Margaret Sanger, an American advocate of birth control, visited Japan several times in her lifetime, and even requested that her heart be buried in Tokyo out of “gratitude to the Japanese people and government.” Aiko Takeuchi-Demirci contextualizes this transpacific activist and the networks that facilitated her travels, illuminating a history that shapes debates about women’s health and reproduction rights still taking place in both Japan and the States today.

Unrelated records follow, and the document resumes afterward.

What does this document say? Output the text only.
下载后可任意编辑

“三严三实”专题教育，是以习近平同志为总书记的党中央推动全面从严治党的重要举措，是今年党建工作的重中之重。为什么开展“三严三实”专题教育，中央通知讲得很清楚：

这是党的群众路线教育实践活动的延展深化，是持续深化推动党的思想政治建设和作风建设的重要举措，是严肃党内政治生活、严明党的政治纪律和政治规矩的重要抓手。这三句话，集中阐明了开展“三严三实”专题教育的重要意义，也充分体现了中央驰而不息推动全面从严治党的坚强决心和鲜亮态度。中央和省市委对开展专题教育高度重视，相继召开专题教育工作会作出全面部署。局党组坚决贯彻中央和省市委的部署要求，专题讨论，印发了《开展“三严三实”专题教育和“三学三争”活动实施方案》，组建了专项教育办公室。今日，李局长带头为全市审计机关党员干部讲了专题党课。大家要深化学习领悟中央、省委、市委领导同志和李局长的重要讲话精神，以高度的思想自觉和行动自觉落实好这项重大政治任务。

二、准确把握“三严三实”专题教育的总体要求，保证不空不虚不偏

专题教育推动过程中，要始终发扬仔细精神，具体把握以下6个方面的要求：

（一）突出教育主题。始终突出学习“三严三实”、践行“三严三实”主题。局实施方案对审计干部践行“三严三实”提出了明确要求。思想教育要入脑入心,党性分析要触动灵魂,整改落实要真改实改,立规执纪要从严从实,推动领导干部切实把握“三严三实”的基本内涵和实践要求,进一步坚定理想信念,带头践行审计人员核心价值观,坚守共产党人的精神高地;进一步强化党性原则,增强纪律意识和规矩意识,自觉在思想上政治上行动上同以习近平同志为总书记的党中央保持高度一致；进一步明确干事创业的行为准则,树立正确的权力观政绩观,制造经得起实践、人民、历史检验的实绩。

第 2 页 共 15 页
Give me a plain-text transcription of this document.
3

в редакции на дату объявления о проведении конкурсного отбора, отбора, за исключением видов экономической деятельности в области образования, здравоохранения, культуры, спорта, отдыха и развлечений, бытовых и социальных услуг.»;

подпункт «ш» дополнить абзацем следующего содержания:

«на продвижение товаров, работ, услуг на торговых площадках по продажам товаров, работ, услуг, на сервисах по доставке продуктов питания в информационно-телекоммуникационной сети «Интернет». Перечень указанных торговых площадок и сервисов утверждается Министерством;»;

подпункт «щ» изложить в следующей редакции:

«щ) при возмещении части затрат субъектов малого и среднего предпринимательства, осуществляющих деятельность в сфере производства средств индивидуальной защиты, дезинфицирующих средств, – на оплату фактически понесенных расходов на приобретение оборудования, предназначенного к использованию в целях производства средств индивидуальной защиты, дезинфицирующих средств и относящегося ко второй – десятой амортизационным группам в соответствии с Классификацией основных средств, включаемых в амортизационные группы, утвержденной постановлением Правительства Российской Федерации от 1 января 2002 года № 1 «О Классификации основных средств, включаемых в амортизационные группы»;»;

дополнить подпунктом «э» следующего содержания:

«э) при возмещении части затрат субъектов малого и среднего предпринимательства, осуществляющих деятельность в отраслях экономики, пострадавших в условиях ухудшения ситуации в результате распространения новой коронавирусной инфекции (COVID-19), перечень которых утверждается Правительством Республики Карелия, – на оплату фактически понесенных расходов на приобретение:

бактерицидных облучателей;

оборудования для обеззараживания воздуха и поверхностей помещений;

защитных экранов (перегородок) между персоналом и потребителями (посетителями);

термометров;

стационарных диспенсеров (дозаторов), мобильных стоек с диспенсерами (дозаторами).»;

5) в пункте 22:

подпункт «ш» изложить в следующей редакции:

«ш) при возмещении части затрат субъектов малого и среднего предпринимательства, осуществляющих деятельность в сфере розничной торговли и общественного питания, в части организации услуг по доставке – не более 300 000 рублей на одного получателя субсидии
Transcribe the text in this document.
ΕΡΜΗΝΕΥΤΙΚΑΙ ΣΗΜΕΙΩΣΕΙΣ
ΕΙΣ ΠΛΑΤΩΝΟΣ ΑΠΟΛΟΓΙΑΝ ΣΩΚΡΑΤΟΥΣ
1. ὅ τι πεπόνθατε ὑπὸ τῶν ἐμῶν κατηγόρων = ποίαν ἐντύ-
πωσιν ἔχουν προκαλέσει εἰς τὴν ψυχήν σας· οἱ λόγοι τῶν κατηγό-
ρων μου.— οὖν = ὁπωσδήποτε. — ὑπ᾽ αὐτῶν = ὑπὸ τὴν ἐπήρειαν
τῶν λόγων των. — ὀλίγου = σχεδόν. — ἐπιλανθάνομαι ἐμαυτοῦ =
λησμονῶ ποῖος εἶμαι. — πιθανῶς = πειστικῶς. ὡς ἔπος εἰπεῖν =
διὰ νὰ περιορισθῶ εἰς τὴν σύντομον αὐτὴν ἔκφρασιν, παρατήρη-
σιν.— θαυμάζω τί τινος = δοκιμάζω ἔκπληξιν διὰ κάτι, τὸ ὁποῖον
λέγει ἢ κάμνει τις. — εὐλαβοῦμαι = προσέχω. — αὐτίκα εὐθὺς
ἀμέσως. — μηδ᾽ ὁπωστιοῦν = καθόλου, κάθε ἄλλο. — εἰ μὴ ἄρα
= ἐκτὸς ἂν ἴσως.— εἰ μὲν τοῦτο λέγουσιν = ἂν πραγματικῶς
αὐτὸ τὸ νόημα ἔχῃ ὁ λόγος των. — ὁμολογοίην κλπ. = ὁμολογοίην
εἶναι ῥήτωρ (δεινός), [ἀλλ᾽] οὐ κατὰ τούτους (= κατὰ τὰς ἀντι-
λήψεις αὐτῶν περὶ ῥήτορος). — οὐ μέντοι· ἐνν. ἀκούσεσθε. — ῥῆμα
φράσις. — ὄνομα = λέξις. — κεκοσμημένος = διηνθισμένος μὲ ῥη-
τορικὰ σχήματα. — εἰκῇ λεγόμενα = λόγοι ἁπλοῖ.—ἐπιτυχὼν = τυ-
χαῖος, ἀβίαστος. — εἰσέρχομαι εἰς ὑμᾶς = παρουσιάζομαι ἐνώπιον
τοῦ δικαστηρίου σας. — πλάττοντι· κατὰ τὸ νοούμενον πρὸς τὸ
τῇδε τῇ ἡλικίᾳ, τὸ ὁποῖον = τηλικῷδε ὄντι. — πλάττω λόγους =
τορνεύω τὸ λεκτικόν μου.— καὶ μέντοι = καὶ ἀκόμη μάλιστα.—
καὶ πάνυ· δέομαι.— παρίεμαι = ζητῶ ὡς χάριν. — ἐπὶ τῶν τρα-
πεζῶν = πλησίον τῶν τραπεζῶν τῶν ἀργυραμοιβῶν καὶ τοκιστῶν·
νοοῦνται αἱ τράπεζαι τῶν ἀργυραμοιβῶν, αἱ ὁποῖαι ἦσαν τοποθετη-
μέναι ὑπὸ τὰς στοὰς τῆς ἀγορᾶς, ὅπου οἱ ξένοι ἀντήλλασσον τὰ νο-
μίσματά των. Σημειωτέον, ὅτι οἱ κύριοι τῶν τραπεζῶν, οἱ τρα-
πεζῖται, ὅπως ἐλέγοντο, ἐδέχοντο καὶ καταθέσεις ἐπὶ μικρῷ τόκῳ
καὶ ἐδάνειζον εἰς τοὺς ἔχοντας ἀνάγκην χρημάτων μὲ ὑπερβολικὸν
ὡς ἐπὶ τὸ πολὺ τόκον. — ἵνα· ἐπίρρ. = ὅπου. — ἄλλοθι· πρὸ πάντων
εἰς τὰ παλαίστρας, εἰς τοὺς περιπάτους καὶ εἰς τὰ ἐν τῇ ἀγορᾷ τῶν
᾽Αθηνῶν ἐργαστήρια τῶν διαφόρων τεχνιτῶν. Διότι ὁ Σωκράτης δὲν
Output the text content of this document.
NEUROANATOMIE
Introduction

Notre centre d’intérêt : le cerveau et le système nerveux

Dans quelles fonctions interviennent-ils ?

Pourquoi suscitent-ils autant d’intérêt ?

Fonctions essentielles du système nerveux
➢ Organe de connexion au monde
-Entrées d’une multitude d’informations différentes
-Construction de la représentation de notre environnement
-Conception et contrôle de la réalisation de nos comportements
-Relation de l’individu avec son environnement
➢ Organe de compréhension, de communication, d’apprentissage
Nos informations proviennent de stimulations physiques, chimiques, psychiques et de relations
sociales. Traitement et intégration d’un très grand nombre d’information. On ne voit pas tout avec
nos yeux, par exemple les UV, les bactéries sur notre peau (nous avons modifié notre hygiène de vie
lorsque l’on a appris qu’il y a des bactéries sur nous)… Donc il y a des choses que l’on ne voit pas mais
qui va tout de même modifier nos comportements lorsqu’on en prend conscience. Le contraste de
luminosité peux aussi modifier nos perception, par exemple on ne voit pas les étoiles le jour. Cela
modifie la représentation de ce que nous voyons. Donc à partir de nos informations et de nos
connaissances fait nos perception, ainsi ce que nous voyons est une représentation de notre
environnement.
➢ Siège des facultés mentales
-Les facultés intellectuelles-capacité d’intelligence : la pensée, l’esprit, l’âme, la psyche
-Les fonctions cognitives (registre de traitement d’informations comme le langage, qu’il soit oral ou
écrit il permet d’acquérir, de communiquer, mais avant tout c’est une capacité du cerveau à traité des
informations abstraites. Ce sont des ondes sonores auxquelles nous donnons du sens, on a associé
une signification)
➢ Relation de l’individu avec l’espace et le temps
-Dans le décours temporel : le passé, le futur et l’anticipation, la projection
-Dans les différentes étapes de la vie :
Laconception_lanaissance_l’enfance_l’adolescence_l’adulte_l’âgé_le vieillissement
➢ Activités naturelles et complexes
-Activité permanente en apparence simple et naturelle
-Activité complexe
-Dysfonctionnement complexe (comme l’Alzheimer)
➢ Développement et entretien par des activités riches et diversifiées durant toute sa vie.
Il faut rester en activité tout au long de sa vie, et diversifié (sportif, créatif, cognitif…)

STANFORD UNIVERSITY PRESS, Nonfiction.
The general arc of Takeuchi-Demirci’s narrative is one in which transnational feminist “women rebels” initiated conversations about birth control as a tool to help liberate women economically, sexually and physically, but powerful state interests soon came to define the ways in which medical professionals and politicians advocated or opposed the development and dissemination of contraceptive technologies. In an accessible scholarly style, the book illuminates how the world of Sanger and transnational Japanese birth control activists such as Shizue Ishimoto (later Kato) both differed from today’s and yet shared some similar problems. It traces a longer history of the conflicts and collaborations we still live with in feminist, activist and policy-making circles.
In covering the pre-World War II and postwar eras, Takeuchi-Demirci makes a case for understanding historical individuals like Sanger and Ishimoto beyond an isolated national context, and gives us a nuanced history alert to the various intersecting power dynamics at play: gendered, ethnocentric, socioeconomic, technocratic and orientalist.